Brussels Airlines toujours bénéficiaire, mais...

15/03/18 à 14:40 - Mise à jour à 14:42

La filiale belge de Lufthansa a publié les chiffres pour 2017, avec une belle progression à 9,1 millions de passagers (+17,3%) mais avec un bénéfice net en recul, de 15 à 3,57 millions d'euros.

Brussels Airlines toujours bénéficiaire, mais...

© Belga

Pas de conférence de presse pour l'annonce des résultats 2017 de Brussels Airlines. Le CEO partant, Bernard Gustin, n'a, pour une fois, pas commenté la progression de la compagnie. Elle ne cède pas de terrain sur le marché belge, au contraire, en gagnant 1,4% de part de marché. Et continue à croître, en recrutant 645 nouveaux collaborateurs l'an dernier.

Rudement concurrencée par Ryanair et d'autres compagnies, Brussels Airlines continue donc à se développer. Mais son actionnaire, Lufthansa, qui a racheté 100% de la compagnie début 2017, avait décidé en février, malgré la progression, de se séparer de son CEO, Bernard Gustin, et du CFO, Jan De Raeymaeker. Ils quittent l'entreprise fin mars.

Le groupe Lufthansa reprochait officiellement les résultats déclinant de Brussels Airlines à ses dirigeants. Il est vrai que le bénéfice net s'est amaigri : 3,57 millions d'euros contre 15 millions d'euros en 2016, l'année de l'attentat qui a ravagé Brussels Airport. Et plus de 40 millions d'euros en 2015. Officieusement, c'est plutôt une forte divergence sur le futur de Brussels Airlines qui a opposé Bernard Gustin à Lufthansa, en particulier son intégration dans le pôle low cost du groupe allemand, Eurowings, et la stratégie de ce dernier.

Réduire suffisamment le coût par siège

La difficulté est de continuer à réduire suffisamment les coûts par siège dans le contexte de concurrence belge, plus rude qu'en Allemagne (la part de marché de Ryanair est de 29% en Belgique et de 9% en Allemagne).
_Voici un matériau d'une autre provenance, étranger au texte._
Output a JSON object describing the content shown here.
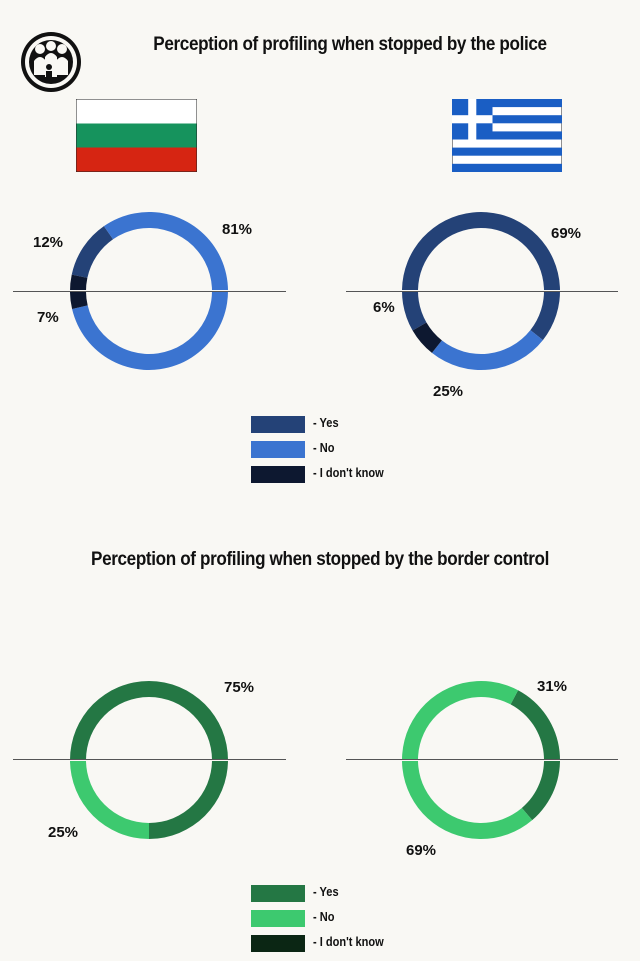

Le ticket moyen n'arrête pas de reculer. Cela se devine en comparant l'évolution du nombre de passagers (+17,3%) et celle du chiffre d'affaires de Brussels Airlines (+4,3%, de 1,271 à 1,326 milliard d'euros) entre 2016 et 2017. C'est à la nouvelle CEO, Christina Foerster, qu'incombera la tâche de régler ce problème. Dans un contexte encore flou d'intégration au sein du pôle Eurowings.